Aankondiging

Sluiten
No announcement yet.

Geschiedenis bisdom Roermond

Sluiten
X
 
  • Filter
  • Tijd
  • Tonen
Clear All
nieuwe berichten

  • Geschiedenis bisdom Roermond

    Ik hoorde maar niks en nergens iets van kritiek, dus dan dit maar ...

    Bisdom langs de Maas, geschiedenis van de kerk in Limburg, R. de la Haye, P. Hamans (eds), Maastricht 2009, 744 pp., bibliogr., ills., krtn. ISBN: 978-90-7840757-7, € 49,90.

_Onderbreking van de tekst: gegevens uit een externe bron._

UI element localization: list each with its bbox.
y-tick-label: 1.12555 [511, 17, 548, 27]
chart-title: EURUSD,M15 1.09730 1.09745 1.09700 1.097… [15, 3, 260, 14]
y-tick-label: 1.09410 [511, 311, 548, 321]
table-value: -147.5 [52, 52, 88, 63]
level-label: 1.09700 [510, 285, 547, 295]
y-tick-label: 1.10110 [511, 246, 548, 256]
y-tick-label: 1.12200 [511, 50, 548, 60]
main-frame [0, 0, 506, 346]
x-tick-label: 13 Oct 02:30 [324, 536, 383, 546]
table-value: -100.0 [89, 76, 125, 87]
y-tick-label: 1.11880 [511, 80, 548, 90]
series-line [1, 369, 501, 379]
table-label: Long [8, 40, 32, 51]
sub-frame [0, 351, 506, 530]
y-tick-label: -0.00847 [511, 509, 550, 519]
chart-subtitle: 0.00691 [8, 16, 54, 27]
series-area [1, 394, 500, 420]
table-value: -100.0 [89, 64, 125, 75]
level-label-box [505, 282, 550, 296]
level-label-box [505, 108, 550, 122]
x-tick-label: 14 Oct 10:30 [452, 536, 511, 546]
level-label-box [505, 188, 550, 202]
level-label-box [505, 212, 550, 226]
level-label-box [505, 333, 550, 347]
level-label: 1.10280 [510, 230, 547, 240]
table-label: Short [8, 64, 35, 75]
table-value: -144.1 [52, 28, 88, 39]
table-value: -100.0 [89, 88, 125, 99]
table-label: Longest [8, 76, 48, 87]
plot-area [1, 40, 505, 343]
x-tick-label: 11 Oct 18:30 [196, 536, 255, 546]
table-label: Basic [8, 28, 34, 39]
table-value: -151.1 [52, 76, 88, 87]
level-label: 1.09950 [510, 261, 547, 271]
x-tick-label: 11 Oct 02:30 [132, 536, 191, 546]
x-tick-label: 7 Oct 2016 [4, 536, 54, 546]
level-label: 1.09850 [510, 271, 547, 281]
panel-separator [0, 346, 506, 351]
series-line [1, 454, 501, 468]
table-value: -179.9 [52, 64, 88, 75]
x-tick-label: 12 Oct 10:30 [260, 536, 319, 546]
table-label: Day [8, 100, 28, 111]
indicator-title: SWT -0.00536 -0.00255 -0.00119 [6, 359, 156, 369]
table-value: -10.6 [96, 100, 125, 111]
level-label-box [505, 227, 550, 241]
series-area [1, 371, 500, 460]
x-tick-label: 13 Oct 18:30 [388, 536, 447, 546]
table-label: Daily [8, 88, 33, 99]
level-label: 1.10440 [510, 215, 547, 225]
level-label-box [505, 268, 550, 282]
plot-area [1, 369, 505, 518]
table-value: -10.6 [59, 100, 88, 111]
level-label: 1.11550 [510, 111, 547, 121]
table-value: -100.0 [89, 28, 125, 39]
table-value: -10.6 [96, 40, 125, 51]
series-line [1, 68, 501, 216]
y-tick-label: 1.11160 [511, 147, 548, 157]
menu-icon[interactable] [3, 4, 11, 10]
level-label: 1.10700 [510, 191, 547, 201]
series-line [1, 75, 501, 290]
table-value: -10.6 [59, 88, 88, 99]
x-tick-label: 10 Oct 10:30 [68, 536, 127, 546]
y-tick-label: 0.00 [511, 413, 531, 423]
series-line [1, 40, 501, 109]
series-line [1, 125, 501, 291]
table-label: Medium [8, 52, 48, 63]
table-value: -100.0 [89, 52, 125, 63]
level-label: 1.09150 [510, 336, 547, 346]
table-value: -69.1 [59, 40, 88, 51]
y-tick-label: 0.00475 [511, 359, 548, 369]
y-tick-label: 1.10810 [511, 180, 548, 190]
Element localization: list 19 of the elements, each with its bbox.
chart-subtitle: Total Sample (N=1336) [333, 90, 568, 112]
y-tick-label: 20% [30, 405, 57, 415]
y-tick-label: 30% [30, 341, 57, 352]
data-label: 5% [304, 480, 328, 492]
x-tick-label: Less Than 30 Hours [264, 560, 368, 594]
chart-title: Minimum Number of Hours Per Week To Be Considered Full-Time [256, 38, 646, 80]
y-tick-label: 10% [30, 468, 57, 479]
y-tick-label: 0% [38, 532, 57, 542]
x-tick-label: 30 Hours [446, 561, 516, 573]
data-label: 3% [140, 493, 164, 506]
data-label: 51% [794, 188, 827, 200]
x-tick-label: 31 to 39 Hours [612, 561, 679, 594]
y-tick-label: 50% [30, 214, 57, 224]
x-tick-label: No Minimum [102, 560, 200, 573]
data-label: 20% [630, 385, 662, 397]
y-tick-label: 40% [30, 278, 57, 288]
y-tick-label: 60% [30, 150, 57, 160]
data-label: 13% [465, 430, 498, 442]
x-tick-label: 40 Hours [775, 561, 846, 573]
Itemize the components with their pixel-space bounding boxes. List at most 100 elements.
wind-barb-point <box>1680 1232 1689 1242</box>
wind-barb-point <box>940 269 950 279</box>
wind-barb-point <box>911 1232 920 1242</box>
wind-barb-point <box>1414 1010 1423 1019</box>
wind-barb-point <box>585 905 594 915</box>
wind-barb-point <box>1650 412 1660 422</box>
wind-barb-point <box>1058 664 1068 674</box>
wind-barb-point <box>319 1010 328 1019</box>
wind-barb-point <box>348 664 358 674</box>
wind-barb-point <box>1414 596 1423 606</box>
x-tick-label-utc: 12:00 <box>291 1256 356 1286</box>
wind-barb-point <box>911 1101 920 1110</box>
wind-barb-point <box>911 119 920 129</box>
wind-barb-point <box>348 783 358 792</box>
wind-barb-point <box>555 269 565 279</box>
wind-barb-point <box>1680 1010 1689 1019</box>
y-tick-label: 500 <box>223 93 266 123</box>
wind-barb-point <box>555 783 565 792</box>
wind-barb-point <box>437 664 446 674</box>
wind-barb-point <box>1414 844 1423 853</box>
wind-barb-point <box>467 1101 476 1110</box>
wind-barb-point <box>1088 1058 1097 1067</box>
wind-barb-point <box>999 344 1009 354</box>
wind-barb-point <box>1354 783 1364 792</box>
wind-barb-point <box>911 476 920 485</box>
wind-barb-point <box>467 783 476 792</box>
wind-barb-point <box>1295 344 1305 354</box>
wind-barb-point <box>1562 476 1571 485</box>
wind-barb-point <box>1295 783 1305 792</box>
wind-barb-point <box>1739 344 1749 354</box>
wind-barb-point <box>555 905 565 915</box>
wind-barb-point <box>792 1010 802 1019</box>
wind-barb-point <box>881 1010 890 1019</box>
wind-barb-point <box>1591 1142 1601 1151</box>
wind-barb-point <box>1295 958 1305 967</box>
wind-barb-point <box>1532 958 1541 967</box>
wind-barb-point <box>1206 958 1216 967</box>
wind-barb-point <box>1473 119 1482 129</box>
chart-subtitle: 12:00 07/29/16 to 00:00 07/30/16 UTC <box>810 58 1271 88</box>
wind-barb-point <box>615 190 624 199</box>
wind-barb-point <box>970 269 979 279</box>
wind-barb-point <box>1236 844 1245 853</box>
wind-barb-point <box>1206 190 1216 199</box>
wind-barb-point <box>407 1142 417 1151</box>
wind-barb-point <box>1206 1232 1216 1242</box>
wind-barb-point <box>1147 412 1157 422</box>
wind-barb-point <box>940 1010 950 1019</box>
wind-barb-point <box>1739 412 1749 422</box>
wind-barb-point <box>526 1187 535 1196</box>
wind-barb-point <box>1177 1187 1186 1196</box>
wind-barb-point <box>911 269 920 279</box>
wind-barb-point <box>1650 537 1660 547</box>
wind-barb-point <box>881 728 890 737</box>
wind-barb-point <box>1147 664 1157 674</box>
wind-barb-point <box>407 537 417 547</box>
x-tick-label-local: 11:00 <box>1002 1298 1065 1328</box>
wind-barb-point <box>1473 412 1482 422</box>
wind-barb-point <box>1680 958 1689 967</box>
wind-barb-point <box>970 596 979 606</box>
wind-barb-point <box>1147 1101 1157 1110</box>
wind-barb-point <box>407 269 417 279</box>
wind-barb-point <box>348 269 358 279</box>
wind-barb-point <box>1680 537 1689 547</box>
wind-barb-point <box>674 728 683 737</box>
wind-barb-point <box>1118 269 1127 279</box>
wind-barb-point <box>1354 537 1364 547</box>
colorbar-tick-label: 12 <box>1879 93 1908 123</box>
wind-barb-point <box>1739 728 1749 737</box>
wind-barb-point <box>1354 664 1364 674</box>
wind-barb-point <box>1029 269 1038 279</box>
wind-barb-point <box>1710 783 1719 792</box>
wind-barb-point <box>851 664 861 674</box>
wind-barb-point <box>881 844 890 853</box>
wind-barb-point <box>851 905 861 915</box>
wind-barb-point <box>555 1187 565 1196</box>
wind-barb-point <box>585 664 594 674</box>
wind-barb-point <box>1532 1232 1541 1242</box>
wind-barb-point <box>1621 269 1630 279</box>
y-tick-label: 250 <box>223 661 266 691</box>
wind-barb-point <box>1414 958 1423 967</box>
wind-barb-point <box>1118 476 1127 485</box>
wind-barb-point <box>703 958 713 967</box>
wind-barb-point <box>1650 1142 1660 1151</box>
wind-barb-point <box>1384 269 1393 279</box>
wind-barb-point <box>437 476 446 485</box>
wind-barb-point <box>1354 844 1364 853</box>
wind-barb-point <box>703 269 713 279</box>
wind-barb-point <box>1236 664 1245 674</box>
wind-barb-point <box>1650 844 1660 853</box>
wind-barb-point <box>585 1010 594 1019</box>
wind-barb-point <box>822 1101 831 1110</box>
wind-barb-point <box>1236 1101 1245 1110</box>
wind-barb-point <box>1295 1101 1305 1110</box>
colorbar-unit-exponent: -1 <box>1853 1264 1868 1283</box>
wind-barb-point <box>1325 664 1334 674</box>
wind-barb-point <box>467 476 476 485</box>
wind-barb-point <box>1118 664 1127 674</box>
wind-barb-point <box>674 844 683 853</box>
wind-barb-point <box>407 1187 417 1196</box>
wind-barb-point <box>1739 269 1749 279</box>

    Gevleid las ik in het begin van deze kerkelijke turf een citaat uit eigen werk, het Handboek voor de geschiedenis van Limburg: ‘of met de woorden van Pierre Ubachs, “[het bisdom Roermond was] als kerkelijk territorium een rommelig geheel.”’ Na een eerste doorbladeren van het boek moest ik het epitheton ‘rommelig’ helaas ook toekennen aan deze geschiedenis van de twee bisdommen, het oude uit 1559, het nieuwe uit 1853. Het boek is geen doorlopende synthese geworden. Het is een bundel artikelen over facetten van die geschiedenis tot 1960. De dragende teksten zijn een behandeling van de periode tot 1500 (De la Haye, pp. 23-98 ) met van dezelfde auteur de Franse Tijd (pp. 343-376) en een voor de periode van 1559 tot 1960 (Hamans, pp. 101-285, 431-610). Als toegift artikelen – die eerder in bijlagen gepast hadden – over de bisschopsportretten vóór 1800 in het bisschoppelijk paleis (J. Rouwet, pp. 287-318 ), alledaags geloof (G. Venner, pp. 321-340), het lager onderwijs in de negentiende eeuw (L. Jacobs, pp. 613-653) en de oorlogsslachtoffers 1940-1945 (G. Mesters, pp. 655-694). Lijsten van afkortingen, personalia van de auteurs en een register ronden het werk af, waaraan bisschop Wiertz een Voorwoord toevoegde.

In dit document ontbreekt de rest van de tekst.